Tuesday, April 9, 2013

Karen Armstrong on Women and Islam.



Karen Armstrong, in Islam: A Short History, summaries the condition of women within early Islam and the quranic prescriptions on gender relations:  
“The emancipation of women was a project dear to the Prophet’s heart. The Quran gave women rights of inheritance and divorce centuries before Western women were accorded such status. The Quran prescribes some degree of segregation and veiling for the Prophet’s wives, but there is nothing in the Quran that requires the veiling of all women or their seclusion in separate part of the house. These customs were adopted some three or four generations after the Prophet’s death.  Muslims at that time were copying the Greek Christians of Byzantium, who had long veiled and segregated their women in this manner; they also appropriated some of their Christian misogyny.  The Quran makes men and women partners before god, with identical duties and responsibilities. The Quran also came to permit polygamy; at a time when Muslims were being killed in wars against Mecca, and women were left without protectors, men were permitted to have up to four wives provided that they treated them all with absolute equality and show no signs of favouring one rather than the others. The women of the first ummah in Medina took full part in its public life, and some, according to Arab custom, fought alongside the men in battle.  They did not seem to have experienced Islam as an oppressive religion, though later, as happened in Christianity, men would hijack the faith and bring it into line with the prevailing patriarchy.” (p, 14.)
This is a deeply controversial subject, and I have by no means enough knowledge of Islam to provide a finial summation, but this passage has always struck me as troubling and too apologetic. Armstrong makes an appropriate distinction between cultural traditions and religious proscriptions based on the interpretation of scared texts. However, the passage above seems to paint Muḥammad as a proto-feminist while neglecting passages of the Quran that outline women's subordinate role and advocate physical violence against women who are insubordinate.  As the Quran states: 
"Men have authority over women because God has made the one superior to the other, and because they spend their wealth to maintain them. Good women are obedient. They guard their unseen parts because God has guarded them. As for those from whom you fear disobedience, admonish them, forsake them in beds apart, and beat them. Then if they obey you, take no further action against them. Surely God is High, supreme."  (4:34. - here is another translation.)
 I don't see how Armstrong can square this passage from the Quran and her description of Islamic gender relations.  
   

2 comments:

Anonymous said...

That verse from the Quran actually proves Armstrong's point about Prophet Muhammed and men/patriarchy re-interpreting verses to suit their cultural perceptions.

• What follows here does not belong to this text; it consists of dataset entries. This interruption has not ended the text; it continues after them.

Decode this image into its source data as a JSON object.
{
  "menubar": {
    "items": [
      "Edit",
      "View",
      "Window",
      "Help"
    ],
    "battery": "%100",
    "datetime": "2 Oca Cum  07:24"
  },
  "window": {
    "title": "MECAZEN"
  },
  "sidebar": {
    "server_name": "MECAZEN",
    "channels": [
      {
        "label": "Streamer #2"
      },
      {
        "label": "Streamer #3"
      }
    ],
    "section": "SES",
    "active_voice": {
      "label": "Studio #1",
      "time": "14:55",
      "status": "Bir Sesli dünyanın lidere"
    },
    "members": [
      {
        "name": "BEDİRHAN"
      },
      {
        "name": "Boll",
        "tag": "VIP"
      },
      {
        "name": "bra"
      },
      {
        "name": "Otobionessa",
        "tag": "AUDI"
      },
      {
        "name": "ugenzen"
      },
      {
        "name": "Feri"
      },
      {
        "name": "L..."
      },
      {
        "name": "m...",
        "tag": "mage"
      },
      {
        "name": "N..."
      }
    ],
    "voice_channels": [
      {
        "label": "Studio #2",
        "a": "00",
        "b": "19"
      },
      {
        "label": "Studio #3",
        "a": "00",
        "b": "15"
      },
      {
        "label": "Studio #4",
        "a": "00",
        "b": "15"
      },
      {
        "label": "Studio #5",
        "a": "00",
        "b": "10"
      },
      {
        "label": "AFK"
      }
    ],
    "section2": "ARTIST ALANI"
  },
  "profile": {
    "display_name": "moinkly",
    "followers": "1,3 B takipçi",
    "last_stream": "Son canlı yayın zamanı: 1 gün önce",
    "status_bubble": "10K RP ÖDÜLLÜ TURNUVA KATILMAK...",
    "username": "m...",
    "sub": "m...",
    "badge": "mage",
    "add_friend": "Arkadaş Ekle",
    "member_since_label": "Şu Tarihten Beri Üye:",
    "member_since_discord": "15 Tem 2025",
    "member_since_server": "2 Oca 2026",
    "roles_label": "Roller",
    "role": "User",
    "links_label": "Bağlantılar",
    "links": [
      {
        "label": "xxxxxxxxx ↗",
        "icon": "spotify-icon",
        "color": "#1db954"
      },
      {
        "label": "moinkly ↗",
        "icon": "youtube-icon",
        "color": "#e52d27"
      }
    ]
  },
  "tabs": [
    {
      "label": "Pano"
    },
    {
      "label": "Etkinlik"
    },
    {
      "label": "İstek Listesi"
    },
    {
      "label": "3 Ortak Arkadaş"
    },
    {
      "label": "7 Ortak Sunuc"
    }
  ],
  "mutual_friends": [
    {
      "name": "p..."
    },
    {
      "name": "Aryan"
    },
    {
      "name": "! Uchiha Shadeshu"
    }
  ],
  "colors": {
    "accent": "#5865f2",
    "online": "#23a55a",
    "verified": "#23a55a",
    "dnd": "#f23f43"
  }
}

1) The word that is translated as "beat" can also be translated as "separate"---though it has been chosen to be translated as "beat". However, the Prophet did not understand it this way---he never mistreated women. In the context of the verse---which is advocating reconciliation or divorce---the use of "separate" makes more sense---(see Dr. Amina Wadud and Laila Baktiar's works on the issue.)

Also---there are other interpretations of this verse---such as Men are responsible for the physical and financial protection of women---and women are to guard the property and bussiness interests in the absence of their husband......etc

In fact gender equality is stated in the first verse of this Surah when the Quran declares that men and women were made from a single soul.(4:1).

Mathew Toll said...

A friend of mine directed me towards this page - http://en.wikipedia.org/wiki/An-Nisa,_34

From reading that the whole thing seems very murky and open to a wide range of interpretation.